Biden Temporarily Suspends Oil, Gas Leases on Federal Property

“The Biden administration announced Thursday a 60-day suspension of new oil and gas leasing and drilling permits for U.S. lands and waters as officials moved quickly to reverse Trump administration policies on energy and the environment,” The Associated Press reports.

“The order did not ban new drilling outright. It includes an exception giving a small number of senior Interior officials…authority to approve actions that otherwise would be suspended.”

Fossil Fuel Production to Increase but Remain Below 2019 Peak

In 2020, fossil fuel production in the United States declined by an estimated 6% from the 2019 record high of 81.3 quadrillion British thermal units (Btu). Based on forecasts in the U.S. Energy Information Administration’s (EIA) January 2021 Short-Term Energy Outlook (STEO), EIA expects total production of fossil fuels in the United States to remain flat in 2021 as increased coal production offsets declines in natural gas production.

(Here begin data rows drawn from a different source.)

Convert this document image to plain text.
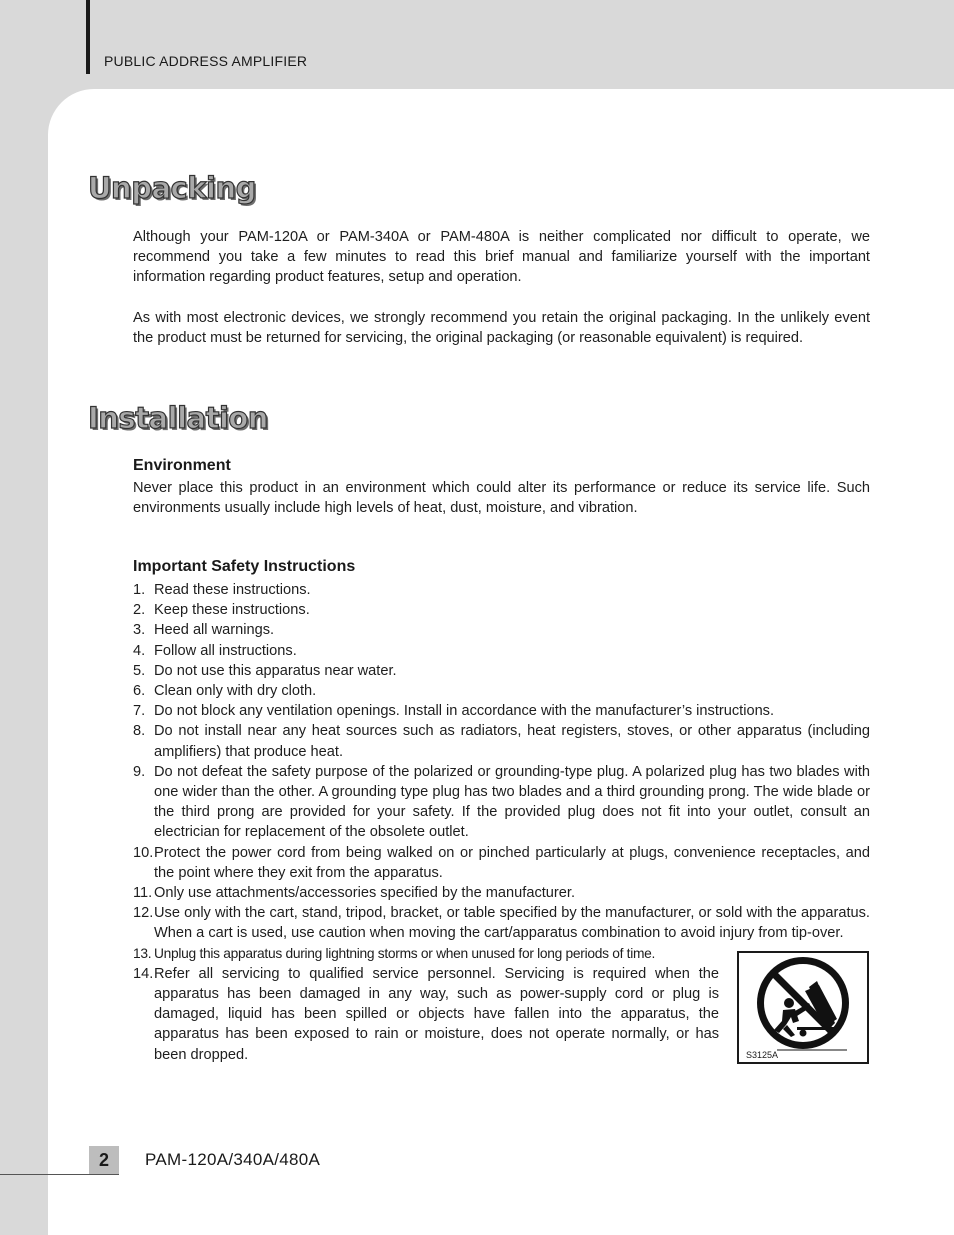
PUBLIC ADDRESS AMPLIFIER
Unpacking

Although your PAM-120A or PAM-340A or PAM-480A is neither complicated nor difficult to operate, we recommend you take a few minutes to read this brief manual and familiarize yourself with the important information regarding product features, setup and operation.

As with most electronic devices, we strongly recommend you retain the original packaging. In the unlikely event the product must be returned for servicing, the original packaging (or reasonable equivalent) is required.

Installation
Environment

Never place this product in an environment which could alter its performance or reduce its service life. Such environments usually include high levels of heat, dust, moisture, and vibration.

Important Safety Instructions
1. Read these instructions.
2. Keep these instructions.
3. Heed all warnings.
4. Follow all instructions.
5. Do not use this apparatus near water.
6. Clean only with dry cloth.
7. Do not block any ventilation openings. Install in accordance with the manufacturer’s instructions.
8. Do not install near any heat sources such as radiators, heat registers, stoves, or other apparatus (including amplifiers) that produce heat.
9. Do not defeat the safety purpose of the polarized or grounding-type plug. A polarized plug has two blades with one wider than the other. A grounding type plug has two blades and a third grounding prong. The wide blade or the third prong are provided for your safety. If the provided plug does not fit into your outlet, consult an electrician for replacement of the obsolete outlet.
10. Protect the power cord from being walked on or pinched particularly at plugs, convenience receptacles, and the point where they exit from the apparatus.
11. Only use attachments/accessories specified by the manufacturer.
12. Use only with the cart, stand, tripod, bracket, or table specified by the manufacturer, or sold with the apparatus. When a cart is used, use caution when moving the cart/apparatus combination to avoid injury from tip-over.
13. Unplug this apparatus during lightning storms or when unused for long periods of time.
14. Refer all servicing to qualified service personnel. Servicing is required when the apparatus has been damaged in any way, such as power-supply cord or plug is damaged, liquid has been spilled or objects have fallen into the apparatus, the apparatus has been exposed to rain or moisture, does not operate normally, or has been dropped.	S3125A
2	PAM-120A/340A/480A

EIA expects production of all fossil fuels—crude oil, coal, dry natural gas, and natural gas plant liquids (NGPL)—to increase in 2022, but forecast fossil fuel production will remain lower than the 2019 peak.

OPEC: U.S. Shale Output to Pick Up in 2021

In its monthly report, OPEC forecasts that “U.S. total oil supply will rise by 370,000 barrels per day (bpd) in 2021 to 17.99 million bpd.”

Reuters reports that “OPEC left its forecast for world demand unchanged, saying oil use will rise by 5.90 million bpd this year to 95.91 million bpd, following a record 9.75 million bpd contraction last year due to the pandemic.”

U.S. Oil and Natural Gas Production to Fall in 2021

In its January 2020 Short-Term Energy Outlook, the U.S. Energy Information Administration (EIA) forecasts that annual U.S. crude oil production will average 11.1 million b/d in 2021, down 0.2 million b/d from 2020 as result of a decline in drilling activity related to low oil prices. A production decline in 2021 would mark the second consecutive year of production declines. Responses to the COVID-19 pandemic led to supply and demand disruptions. EIA expects crude oil production to increase in 2022 by 0.4 million b/d because of increased drilling as prices remain at or near $50 per barrel.